Certain objects come into our possession by gift or inheritance. Some come to us as chance or fortune puts them in our way. Still others we search out on our own, with more or less determination, more or less patience, and more or less success. Among those objects I’m always looking for are Rose Macaulay novels. The only one in print in the United States, I think, is The Towers of Trebizond. Beyond that, you’ll have to snoop at length through used bookshops – unless, that is, you want to cheat and place an order online, which is something like driving out to the woods with a hunting rifle but stopping instead at the local grocery store for venison steaks.
In addition to The Towers of Trebizond, which was my introduction to Macaulay, I’ve managed over the years to bag copies of Crewe Train (a personal favorite), The World My Wilderness (not a personal favorite) and They Were Defeated, plus a few of her non-fiction titles. Not long ago, however, one of my fellow Rose Macaulay enthusiasts in Northern California must have died (there can’t be many of us left), because a used bookshop I frequent suddenly had maybe a dozen dusty hardbound titles in the stacks.
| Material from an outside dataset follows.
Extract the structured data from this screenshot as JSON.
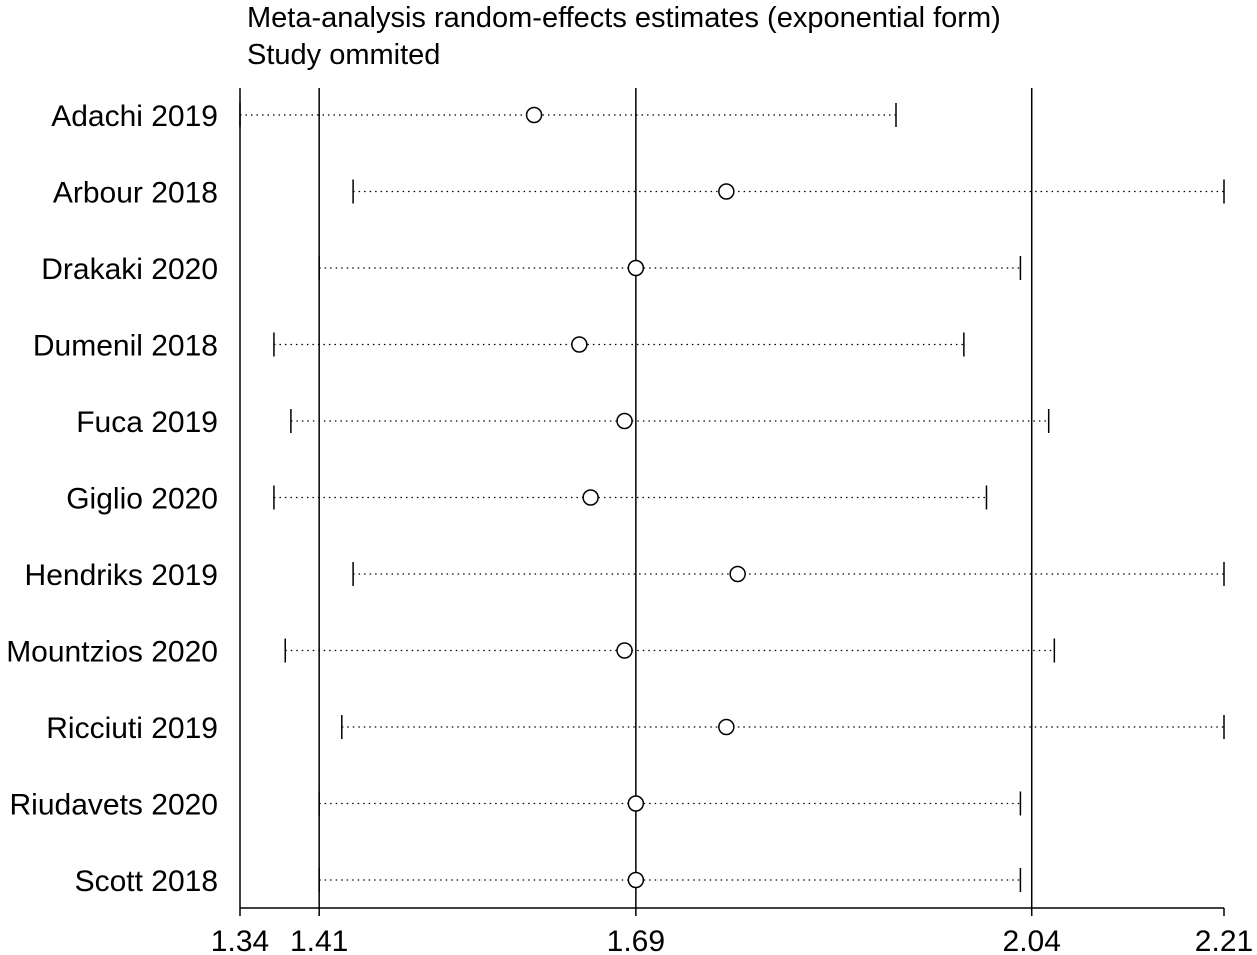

Imagine my astonishment, my bewildered joy. Among the non-fiction was a pristine copy of Pleasure of Ruins, as well as her travel books The Fabled Shore and They Went to Portugal. Among the novels there was Potterism – in bad decay – and Told by an Idiot, and I Would Be Private. These last two I brought home with me, though I’m sorry to say that the bookseller knew what he had on the shelf (he was also trying to sell them online) and didn’t part with them cheaply.
I read Told by an Idiot a week or two ago. It was great fun, from Macaulay’s strong, comic period of the 1920s. What I want to comment on, however, is not the story but an ex libris mark I discovered on the first page of the book. In fading ink and a nice, calligraphic hand, it reads: “Alec Waugh, Edrington, Berks.”
Waugh is not a common name. Did Evelyn Waugh have a brother Alec? A few minutes of research confirmed it. Alec Waugh was also a novelist, though not as successful as his younger brother. Alexander Waugh (Evelyn’s grandson) chronicles several generations of Waugh family gossip in Fathers and Sons and reports that Alec’s wife Joan inherited a great deal of money when her father died in the early 1930s. With it she bought an old house near Silchester in Berkshire, which she named Edrington. Alec and Joan had a troubled marriage but he used Edrington as a sort of home base for several years. He liked to keep a strict dividing line between his possessions and her possessions, his money and her money. He insisted on paying a monthly fee for drinking her wine.
The book appears to have belonged to him, but I still have questions. It’s a first edition (W. Collins Sons, London, 1923), with “Review Copy” stamped on the title page. Was Alec Waugh the first owner of the book? Did he write a review of it? Did he own it for some years but only write his name in it when moving to Edrington (ten years after the date of publication), so as to keep his books separate from those of his wife? And how did the book come to the United States? How did the book’s owner prior to myself get hold of it? None of the other Macaulay titles from the bookshop were inscribed by Waugh.
Books, considered as objects, may be as inscrutable as people. The lives of books may be as various and particular as the lives of people. As artifacts of human culture, over time they become strangely humanlike. Their biographies are perhaps hinted at by outward signs, but these never tell more than a fraction of their story, and the tale of their outward lives may have no bearing at all to the plot and the characters they contain. It’s getting to be an old game, playing the Luddite and bemoaning the rise of electronic books. But this is where they fail. In order to be a human object, a book must first of all be an object.